View Full Version : Mbti for and of Sherlock Holmes...
Tlalocone
10 Jun 2005, 09:58 AM
I is almost for sure.
N is possible.
T is really possible.
J or P I can not tell.
Shai Gar
11 Jun 2005, 10:29 AM
Mycroft is an INTP - beyond the shadow of a doubt (based on "the greek interpreter", "the final problem" and "the bruce-parington plans"
Sherlock is an INTJ - Textbook INTJ, in the story "The Adventure of the Three Garridebs" he shows his deep love and loyalty for john when john gets injured. in all of the rest of them he shows himself to be INTJ with just about every action possible, as interpereted by the SJ john watson. it is interesting to read the story that sherlock wrote himself, "The Adventure of the Blanched Soldier", it is in "the casebook of sherlock holmes" (yes i had fun at the bookfest)
John watson is an interesting character, i have this feeling that he is an ISFJ, because he is a LOT like my father who is isfj, and his social circle is willingly limited to a few mere people like his wife, sherlock, lestrade, the people he refers only slightly too in the later years in the casebook, though in his junior years he did play rugby, and he became an army doctor in order to help people.
Professor James Moriarty - INTJ a lot like holmes, had holmes every gone bad, and i mean morally bad, not just breaking the law once or twice for good reasons as he did in "The Adventure of Charles Augustus Milverton" when he temporarily became a burgular to steal back from Milverton some documents that would cause his client some scandal (and allowed a woman to murderlise charles)

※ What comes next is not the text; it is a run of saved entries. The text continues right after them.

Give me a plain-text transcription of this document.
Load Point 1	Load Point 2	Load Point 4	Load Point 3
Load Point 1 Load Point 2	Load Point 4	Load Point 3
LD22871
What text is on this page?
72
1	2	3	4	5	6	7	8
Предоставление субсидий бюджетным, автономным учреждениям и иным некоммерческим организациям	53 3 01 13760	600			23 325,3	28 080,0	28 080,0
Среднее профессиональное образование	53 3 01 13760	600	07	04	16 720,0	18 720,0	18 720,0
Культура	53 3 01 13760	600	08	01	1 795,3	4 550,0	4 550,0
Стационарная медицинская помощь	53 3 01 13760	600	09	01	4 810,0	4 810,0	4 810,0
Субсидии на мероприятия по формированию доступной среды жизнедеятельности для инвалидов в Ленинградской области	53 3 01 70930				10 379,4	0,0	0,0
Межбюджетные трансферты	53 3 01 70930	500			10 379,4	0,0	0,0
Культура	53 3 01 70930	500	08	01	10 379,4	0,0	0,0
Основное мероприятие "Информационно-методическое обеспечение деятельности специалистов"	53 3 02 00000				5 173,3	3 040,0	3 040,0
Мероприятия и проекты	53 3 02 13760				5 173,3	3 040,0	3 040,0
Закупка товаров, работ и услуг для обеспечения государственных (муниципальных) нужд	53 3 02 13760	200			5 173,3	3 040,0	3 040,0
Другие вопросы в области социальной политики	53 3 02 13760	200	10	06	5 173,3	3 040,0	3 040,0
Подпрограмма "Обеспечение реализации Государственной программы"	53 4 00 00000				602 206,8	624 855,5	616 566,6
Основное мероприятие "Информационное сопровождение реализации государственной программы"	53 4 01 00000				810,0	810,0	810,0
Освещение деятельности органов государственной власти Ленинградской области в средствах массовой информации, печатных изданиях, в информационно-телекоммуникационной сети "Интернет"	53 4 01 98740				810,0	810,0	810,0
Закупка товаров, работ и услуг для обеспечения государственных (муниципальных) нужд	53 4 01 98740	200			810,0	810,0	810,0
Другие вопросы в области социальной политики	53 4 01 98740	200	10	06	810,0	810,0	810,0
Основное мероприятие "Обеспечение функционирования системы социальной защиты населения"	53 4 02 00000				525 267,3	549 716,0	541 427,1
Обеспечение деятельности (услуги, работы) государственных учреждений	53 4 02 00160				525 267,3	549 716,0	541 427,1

Colonel Sebastian Moran - no definate idea, probably ESXP, most likely ESFP
Lestrade - i think this inspector was an NF, just a hunch though
misutii
15 Jun 2005, 01:08 AM
i think sherlock was INTP...... we'll blame the J on the coke
jimkopelli
15 Jun 2005, 02:50 AM
What about Sir A.C. Doyle, and what about Dupin, for that matter?
Shai Gar
15 Jun 2005, 11:14 AM
i dont know much about arthur conan doyles life, nor do i know a dupin.
and no, he only did the coke to keep his mind mentally aware, as he states in the novel "The sign of four". he is a definate INTJ
jimkopelli
15 Jun 2005, 02:24 PM
Dupin was from "Murders in the Rue Morgue"... by Poe... and was actually the inspiration for Holmes.
http://bau2.uibk.ac.at/sg/poe/works/murders.html
Dupin appeared first (and in only that story) in 1841... and Holmes didn't show up till 1878.
http://en.wikipedia.org/wiki/Holmes
euterpenc
15 Jun 2005, 10:49 PM
Socionics said Shelock Holmes was ESTJ... I don't know if I believe that, but he doesn't seem like an I so much. ENs can spend a lot of time alone reading without mind. ENTP I think would be about right.
Shai Gar
17 Jun 2005, 11:51 AM
zeitgeist, no, he is not estj, you are right there.
he is also not ENTP, you are wrong there.
goddamn read all the books damnit.
and jimkopelli, no, the inspiration did not come from dubin, it came from doyles medical professor, when arthur was training to be a doctor.
hell the link you provided proved it "Sir Arthur Conan Doyle credits the inception of Holmes on his teacher at the medical school of Edinburgh University, the gifted surgeon and forensic detective Joseph Bell, forensic science being a new type of science at the time."
jesus, am i the only holmes fan who has a true understanding of it?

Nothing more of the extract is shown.